Da quando si conclude l'intervento e per il resto della vita, un individuo trapiantato di fegato deve sottoporsi a controlli periodici (principalmente esami del sangue), che valutano il suo stato di salute generale e quello del fegato trapiantato.
Le abitudini di vita di una persona che ha ricevuto un trapianto di fegato devono tener conto di alcuni cambiamenti:
Di regola i pazienti trapiantati non devono seguire un regime alimentare specifico. Tuttavia, non va perso di vista il peso corporeo. Un eccesso di peso è nocivo perché causa la malattia del fegato grasso.
Frutta e verdura devono essere lavate accuratamente ed è consigliabile rinunciare a quelle che crescono a diretto contatto con il suolo (per esempio fragole).
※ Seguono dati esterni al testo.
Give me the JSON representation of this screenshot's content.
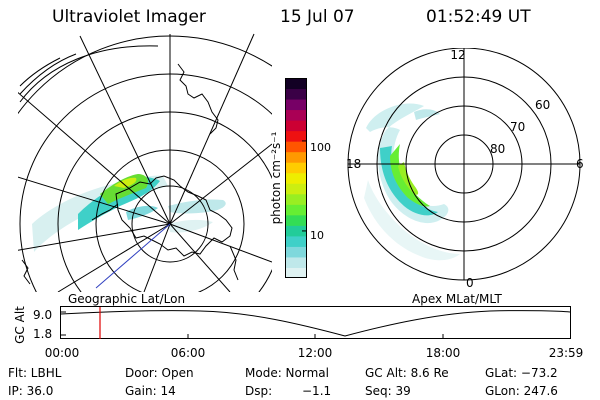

Visto che i farmaci immunosoppressori limitano la funzionalità dei reni, si raccomanda di bere molto (almeno 2 litri a giorno).
È da evitare particolarmente il consumo di pompelmo e succo di pompelmo perché aumentano la concentrazione nel sangue dei farmaci immunosoppressori.
In assenza di complicazioni, dopo un trapianto di fegato, il ritorno a una vita normale può richiedere da 6 a 12 mesi.
Al termine di questo periodo, il paziente può tornare anche a lavorare e a svolgere attività fisica, ma deve continuare ad assumere i farmaci e avere cura della sua salute. I tempi di ripresa dipendono dalle condizioni pre-intervento: se molto gravi, si allungano. Da alcune indagini statistiche italiane (i cui risultati sono molto simili a quelli di altri paesi) è emerso che circa il 75-80% delle persone sottoposte a trapianto di fegato sopravvive a 5 anni dopo l'intervento.